In campagna invece, d’estate, dominava la parsimonia del nonno, frutto degli anni della guerra e del suo senso atavico del risparmio. Lui era famoso per il secondo caffè. Sapete di cosa si tratta? In pratica si riutilizzavano i fondi del caffè della macchinetta precedente per fare un nuovo caffè, operazione mostruosa, che mandava su tutte le furie la nonna, e il cui esito era una miscela più simile alla cicuta che al caffè, ma tant’è. All’epoca, erano gli anni 70, permaneva il retaggio della dispensa (abitudine prepotentemente tornata nelle nostre case oggi dopo il Covid), nella credenza accanto a farina e zucchero, la nonna teneva sempre la miscela di caffè, quella macinata fresca, la andava a comprare in una torrefazione ed era un presente che portava nelle varie visite a zie e parenti del luogo, anche questa un’usanza simbolo di un’epoca che aveva conosciuto le privazioni della guerra e sapeva quanto potesse essere preziosa una confezione di farina o di zucchero. Io però che in casa vedevo i miei genitori acquistare e consumare caffè normalmente, mi chiedevo il perché la nonna custodisse così gelosamente tale miscela, da farne dono come se fosse qualcosa di prezioso.

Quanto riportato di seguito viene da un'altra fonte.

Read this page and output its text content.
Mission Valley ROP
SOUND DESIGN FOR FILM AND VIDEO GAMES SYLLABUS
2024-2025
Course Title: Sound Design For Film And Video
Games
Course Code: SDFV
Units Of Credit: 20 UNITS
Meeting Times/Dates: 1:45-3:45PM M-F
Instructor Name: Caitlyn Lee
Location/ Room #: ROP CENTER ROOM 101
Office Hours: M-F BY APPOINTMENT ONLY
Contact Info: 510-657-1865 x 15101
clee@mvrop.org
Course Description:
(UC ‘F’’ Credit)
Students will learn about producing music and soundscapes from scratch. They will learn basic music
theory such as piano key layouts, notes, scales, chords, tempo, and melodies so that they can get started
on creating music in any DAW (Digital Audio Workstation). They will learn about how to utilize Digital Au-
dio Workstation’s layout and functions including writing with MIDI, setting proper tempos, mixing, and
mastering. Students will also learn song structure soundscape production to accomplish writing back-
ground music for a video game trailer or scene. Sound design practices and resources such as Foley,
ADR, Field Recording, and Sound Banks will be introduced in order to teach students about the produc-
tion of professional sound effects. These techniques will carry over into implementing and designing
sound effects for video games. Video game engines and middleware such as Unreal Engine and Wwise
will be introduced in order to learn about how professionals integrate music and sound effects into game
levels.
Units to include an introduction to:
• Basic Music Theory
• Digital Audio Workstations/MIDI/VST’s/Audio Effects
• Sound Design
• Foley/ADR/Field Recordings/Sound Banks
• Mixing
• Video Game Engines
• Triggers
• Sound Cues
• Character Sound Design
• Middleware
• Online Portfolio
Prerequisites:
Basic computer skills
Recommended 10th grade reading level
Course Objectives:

Ho ripensato a tutte queste cose, adesso che per mesi siamo stati privati anche del gesto più normale come bersi una tazzina al bar (un rito che, non c’è George Clooney che tenga, non può essere sostituito da nessuna macchinetta) e ora che possiamo tornare a gustarcela non dimentichiamoci di quanto spesso si dà per scontato: siamo il Paese con il caffè più buono del mondo.
“Mi ha salvato un caffè” confessa il nostro Giuseppe Schisano, protagonista de La mia svolta. E vorrei che anche la mia città Milano, tornasse a pulsare come prima, senza paura, magari attorno a uno street food che offre la tazzina per la strada. Quest’estate non potremo andare all’estero in vacanza (e forse neanche in vacanza, visto la crisi generale), consoliamoci almeno con una buona tazzina di caffè italiano e chissà che non si possa dire anche noi “Mi ha salvato un caffè”.